種族ガチャハズレでも生きてるんです、
井理山さき
第0話 プロローグ
森ゴブリンは、身長1〜1.5メートルほどの小柄な生物で、主に洞窟を住処としていた。彼らは社会を持ち、それぞれの役割を担っている。戦士は狩りや領地の拡大を担当し、職人は武器を製造し、産母は子を産み育てる。しかし、稀にその枠から外れた個体が生まれることがあった。これらは「上位種」と呼ばれ、通常のゴブリンを凌駕する身体能力や知性、さらには脅威的な再生能力を持っていた。
ナートラフの森の外周近くにある洞窟。その内部は蟻の巣のように複雑な構造をしており、通路がいくつもの空間を繋いでいる。その中の一つ、歪なドーム状の空間で、一体のゴブリンが壁画を描いていた。
薄明かりを放つ光キノコに照らされたその絵は、人間たちによるゴブリン虐殺際の光景を描き出していた。
ゴブリンは本能的に集団を拡大し、領地を広げようとする。しかし、人間たちが五年周期で行うこの虐殺祭は、常にそれを阻む壁となっていた。この上位種のゴブリンも、その恐怖と理不尽を幾度も見てきた。そして、それを記憶に刻み込み、壁画に描いて考え続けていた。

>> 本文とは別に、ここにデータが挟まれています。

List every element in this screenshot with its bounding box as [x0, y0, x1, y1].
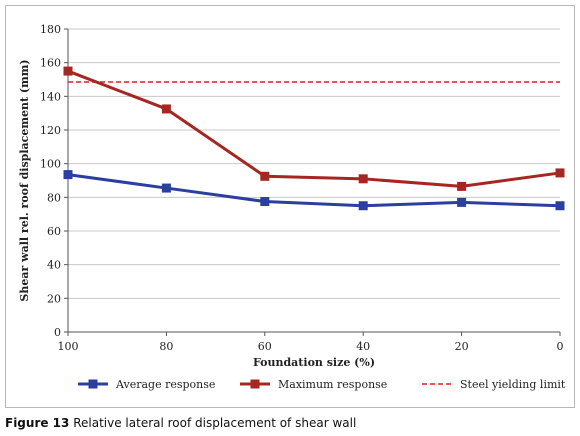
- series-0-point-20: [457, 197, 467, 207]
- y-tick-label-40: 40: [47, 259, 61, 272]
- figure-number: Figure 13: [5, 416, 70, 430]
- series-1-point-60: [260, 171, 270, 181]
- y-tick-label-180: 180: [40, 23, 61, 36]
- legend-marker-series-0: [88, 379, 98, 389]
- y-tick-label-20: 20: [47, 292, 61, 305]
- y-tick-label-60: 60: [47, 225, 61, 238]
- x-tick-label-0: 0: [557, 340, 564, 353]
- x-axis-title: Foundation size (%): [253, 356, 375, 369]
- series-0-point-40: [358, 201, 368, 211]
- figure-caption: Figure 13 Relative lateral roof displace…: [5, 416, 356, 430]
- series-1-point-20: [457, 181, 467, 191]
- legend: Average response Maximum response Steel yi…: [78, 378, 566, 391]
- series-1-point-100: [63, 66, 73, 76]
- figure-caption-text: Relative lateral roof displacement of sh…: [73, 416, 357, 430]
- axes: [64, 28, 561, 336]
- y-tick-label-160: 160: [40, 57, 61, 70]
- series-line-0: [67, 173, 561, 208]
- series-0-point-60: [260, 197, 270, 207]
- x-tick-labels: 100 80 60 40 20 0: [58, 340, 564, 353]
- data-series: [63, 66, 565, 211]
- grid-lines: [68, 28, 560, 299]
- y-tick-label-120: 120: [40, 124, 61, 137]
- series-0-point-80: [161, 183, 171, 193]
- series-0-point-0: [555, 201, 565, 211]
- legend-label-series-0: Average response: [115, 378, 215, 391]
- series-0-point-100: [63, 170, 73, 180]
- x-tick-label-40: 40: [356, 340, 370, 353]
- shear-wall-displacement-chart: 0 20 40 60 80 100 120 140 160 180 100 80 60 40 20 0 Fo…: [18, 23, 566, 391]
- series-1-point-0: [555, 168, 565, 178]
- x-tick-label-100: 100: [58, 340, 79, 353]
- legend-label-series-1: Maximum response: [278, 378, 387, 391]
- y-tick-labels: 0 20 40 60 80 100 120 140 160 180: [40, 23, 61, 339]
- y-axis-title: Shear wall rel. roof displacement (mm): [18, 59, 31, 301]
- x-tick-label-60: 60: [258, 340, 272, 353]
- y-tick-label-100: 100: [40, 158, 61, 171]
- chart-frame: 0 20 40 60 80 100 120 140 160 180 100 80 60 40 20 0 Fo…: [5, 5, 575, 408]
- y-tick-label-0: 0: [54, 326, 61, 339]
- y-tick-label-140: 140: [40, 90, 61, 103]
- series-1-point-40: [358, 174, 368, 184]
- legend-label-reference: Steel yielding limit: [460, 378, 566, 391]
- series-line-1: [67, 69, 561, 188]
- x-tick-label-80: 80: [159, 340, 173, 353]
- y-tick-label-80: 80: [47, 191, 61, 204]
- x-tick-label-20: 20: [455, 340, 469, 353]
- series-1-point-80: [161, 104, 171, 114]
- legend-marker-series-1: [250, 379, 260, 389]
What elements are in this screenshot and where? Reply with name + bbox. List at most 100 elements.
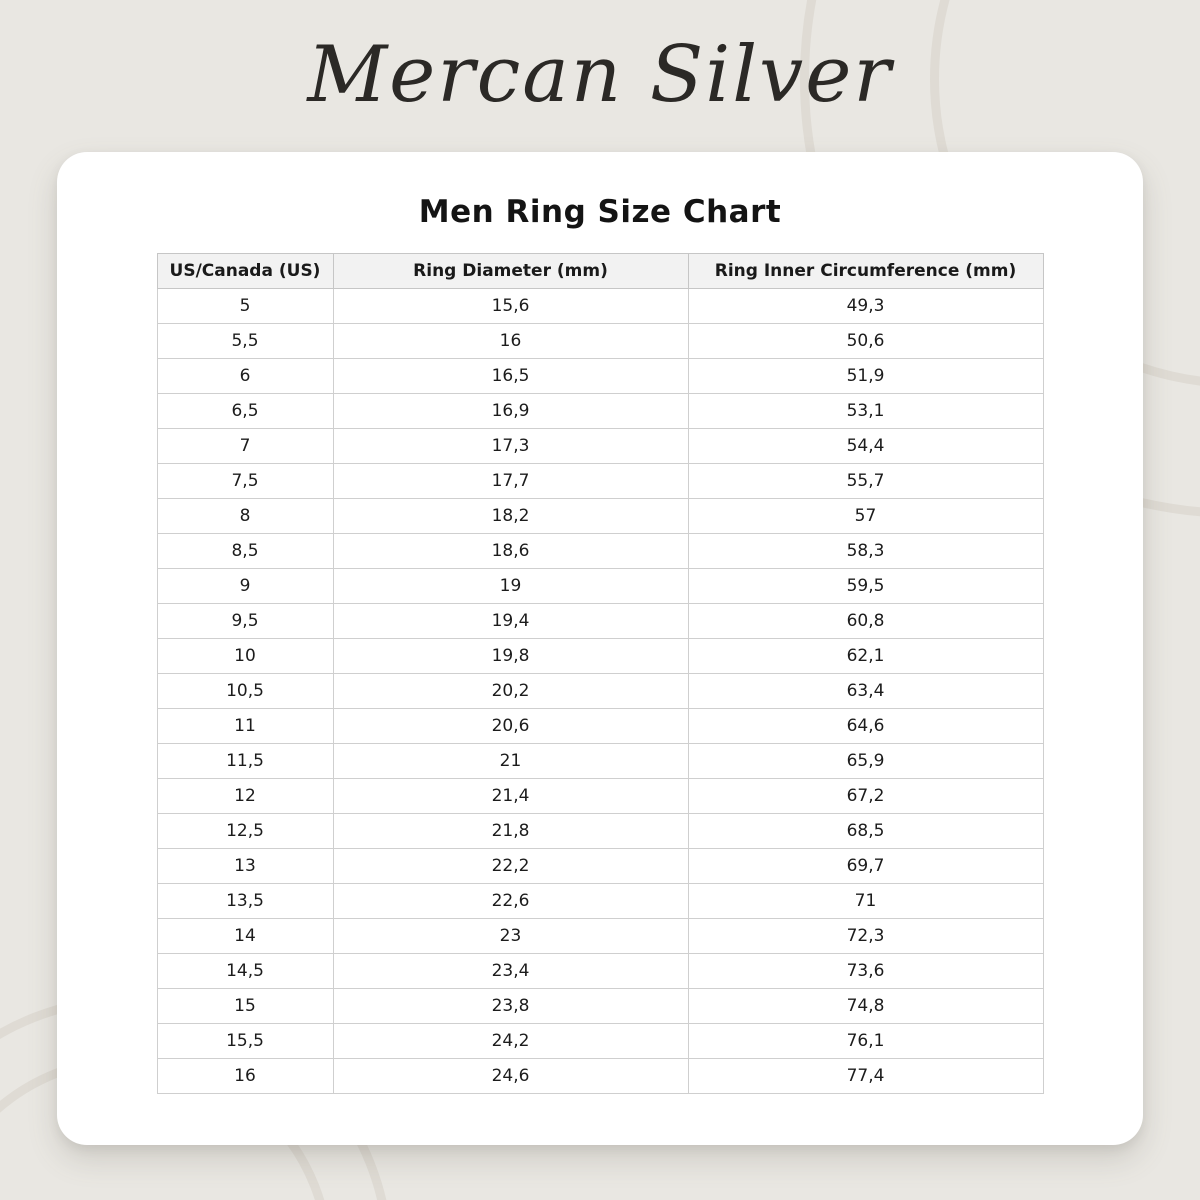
table-row: 12 21,4 67,2: [156, 778, 1044, 814]
table-row: 15,5 24,2 76,1: [156, 1023, 1044, 1059]
table-cell: 7,5: [156, 463, 334, 499]
table-cell: 10,5: [156, 673, 334, 709]
table-cell: 15: [156, 988, 334, 1024]
table-row: 12,5 21,8 68,5: [156, 813, 1044, 849]
table-row: 14 23 72,3: [156, 918, 1044, 954]
table-cell: 60,8: [687, 603, 1044, 639]
table-cell: 11: [156, 708, 334, 744]
brand-logo: Mercan Silver: [307, 30, 893, 120]
table-cell: 13,5: [156, 883, 334, 919]
table-row: 10,5 20,2 63,4: [156, 673, 1044, 709]
table-cell: 21,8: [332, 813, 689, 849]
table-row: 13 22,2 69,7: [156, 848, 1044, 884]
table-cell: 49,3: [687, 288, 1044, 324]
table-cell: 7: [156, 428, 334, 464]
table-cell: 22,6: [332, 883, 689, 919]
table-cell: 23: [332, 918, 689, 954]
table-cell: 54,4: [687, 428, 1044, 464]
table-cell: 14,5: [156, 953, 334, 989]
table-cell: 16: [332, 323, 689, 359]
table-cell: 17,7: [332, 463, 689, 499]
table-cell: 71: [687, 883, 1044, 919]
table-cell: 21,4: [332, 778, 689, 814]
table-cell: 24,6: [332, 1058, 689, 1094]
table-cell: 10: [156, 638, 334, 674]
table-cell: 69,7: [687, 848, 1044, 884]
table-cell: 22,2: [332, 848, 689, 884]
table-row: 7,5 17,7 55,7: [156, 463, 1044, 499]
table-cell: 59,5: [687, 568, 1044, 604]
table-cell: 73,6: [687, 953, 1044, 989]
table-cell: 20,2: [332, 673, 689, 709]
table-cell: 23,8: [332, 988, 689, 1024]
ring-size-table: US/Canada (US) Ring Diameter (mm) Ring Inn…: [156, 253, 1044, 1094]
table-row: 9,5 19,4 60,8: [156, 603, 1044, 639]
table-cell: 19,4: [332, 603, 689, 639]
table-row: 6 16,5 51,9: [156, 358, 1044, 394]
table-cell: 20,6: [332, 708, 689, 744]
column-header: Ring Diameter (mm): [332, 253, 689, 289]
table-row: 13,5 22,6 71: [156, 883, 1044, 919]
table-body: 5 15,6 49,3 5,5 16 50,6 6 16,5 51,9 6,5 16,9 53,1 7 1…: [156, 288, 1044, 1094]
table-cell: 6: [156, 358, 334, 394]
table-row: 15 23,8 74,8: [156, 988, 1044, 1024]
table-cell: 62,1: [687, 638, 1044, 674]
table-cell: 18,6: [332, 533, 689, 569]
size-chart-card: Men Ring Size Chart US/Canada (US) Ring D…: [57, 152, 1143, 1145]
table-cell: 19: [332, 568, 689, 604]
table-row: 6,5 16,9 53,1: [156, 393, 1044, 429]
table-cell: 16: [156, 1058, 334, 1094]
table-cell: 9: [156, 568, 334, 604]
table-row: 5 15,6 49,3: [156, 288, 1044, 324]
table-cell: 50,6: [687, 323, 1044, 359]
table-cell: 11,5: [156, 743, 334, 779]
table-cell: 51,9: [687, 358, 1044, 394]
table-cell: 5: [156, 288, 334, 324]
table-cell: 55,7: [687, 463, 1044, 499]
table-row: 16 24,6 77,4: [156, 1058, 1044, 1094]
table-cell: 12: [156, 778, 334, 814]
table-cell: 8: [156, 498, 334, 534]
table-row: 7 17,3 54,4: [156, 428, 1044, 464]
table-row: 11 20,6 64,6: [156, 708, 1044, 744]
column-header: US/Canada (US): [156, 253, 334, 289]
table-cell: 16,5: [332, 358, 689, 394]
table-cell: 5,5: [156, 323, 334, 359]
table-cell: 65,9: [687, 743, 1044, 779]
table-cell: 21: [332, 743, 689, 779]
table-cell: 19,8: [332, 638, 689, 674]
table-cell: 17,3: [332, 428, 689, 464]
table-cell: 63,4: [687, 673, 1044, 709]
table-cell: 53,1: [687, 393, 1044, 429]
table-row: 5,5 16 50,6: [156, 323, 1044, 359]
table-row: 14,5 23,4 73,6: [156, 953, 1044, 989]
table-row: 10 19,8 62,1: [156, 638, 1044, 674]
table-cell: 67,2: [687, 778, 1044, 814]
table-row: 8,5 18,6 58,3: [156, 533, 1044, 569]
table-row: 9 19 59,5: [156, 568, 1044, 604]
table-cell: 64,6: [687, 708, 1044, 744]
table-row: 8 18,2 57: [156, 498, 1044, 534]
table-cell: 8,5: [156, 533, 334, 569]
table-cell: 68,5: [687, 813, 1044, 849]
table-cell: 6,5: [156, 393, 334, 429]
table-cell: 72,3: [687, 918, 1044, 954]
table-cell: 76,1: [687, 1023, 1044, 1059]
table-header-row: US/Canada (US) Ring Diameter (mm) Ring Inn…: [156, 253, 1044, 289]
table-cell: 12,5: [156, 813, 334, 849]
table-cell: 9,5: [156, 603, 334, 639]
table-cell: 57: [687, 498, 1044, 534]
table-cell: 23,4: [332, 953, 689, 989]
table-cell: 24,2: [332, 1023, 689, 1059]
column-header: Ring Inner Circumference (mm): [687, 253, 1044, 289]
table-cell: 18,2: [332, 498, 689, 534]
table-cell: 77,4: [687, 1058, 1044, 1094]
table-row: 11,5 21 65,9: [156, 743, 1044, 779]
table-cell: 14: [156, 918, 334, 954]
table-cell: 58,3: [687, 533, 1044, 569]
table-cell: 74,8: [687, 988, 1044, 1024]
table-cell: 16,9: [332, 393, 689, 429]
table-cell: 13: [156, 848, 334, 884]
table-cell: 15,5: [156, 1023, 334, 1059]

どうすれば人間たちに復讐できるのか。どうすれば同じ苦しみを与えられるのか。どうすれば人間側の戦士を討ち取れるのかーー。
彼はその答えを見つけるため、戦士たちに犠牲を強いてきた。上位種の命令は絶対である。ゴブリンたちは本能的にそれを知っている。それでも、彼は描く手を止めるたびに、犠牲となった戦士たちの姿が脳裏をよぎる。
死を覚悟しながらも人間たちに立ち向かい、無惨に倒れる仲間たちの姿を。
意気込んで斬り伏せられた者、槍に貫かれながらも歩みを止めなかった者、矢で倒れたところを追撃される者。
彼は知っていた。すべてが情報を得るための犠牲だったとはいえ、それを無駄にすることは許されない。重い責任を背負い、失敗は許されないのだ。
彼は再び心を奮い立たせる。復讐の日は、もうすぐそこまで来ている。五度目の白い花の開花が迫っていた。準備は整った。次は、こちらが蹂躙する番だ。一人たりとも生きて帰すつもりはない。人間たちに、我々がただ虐げられる存在ではないことを叩き込んでやる。
数日後、彼は300を超える戦士と数体の上位種を前に立ち、壁画に描いた作戦を語った。その声には、迷いは微塵もなかった。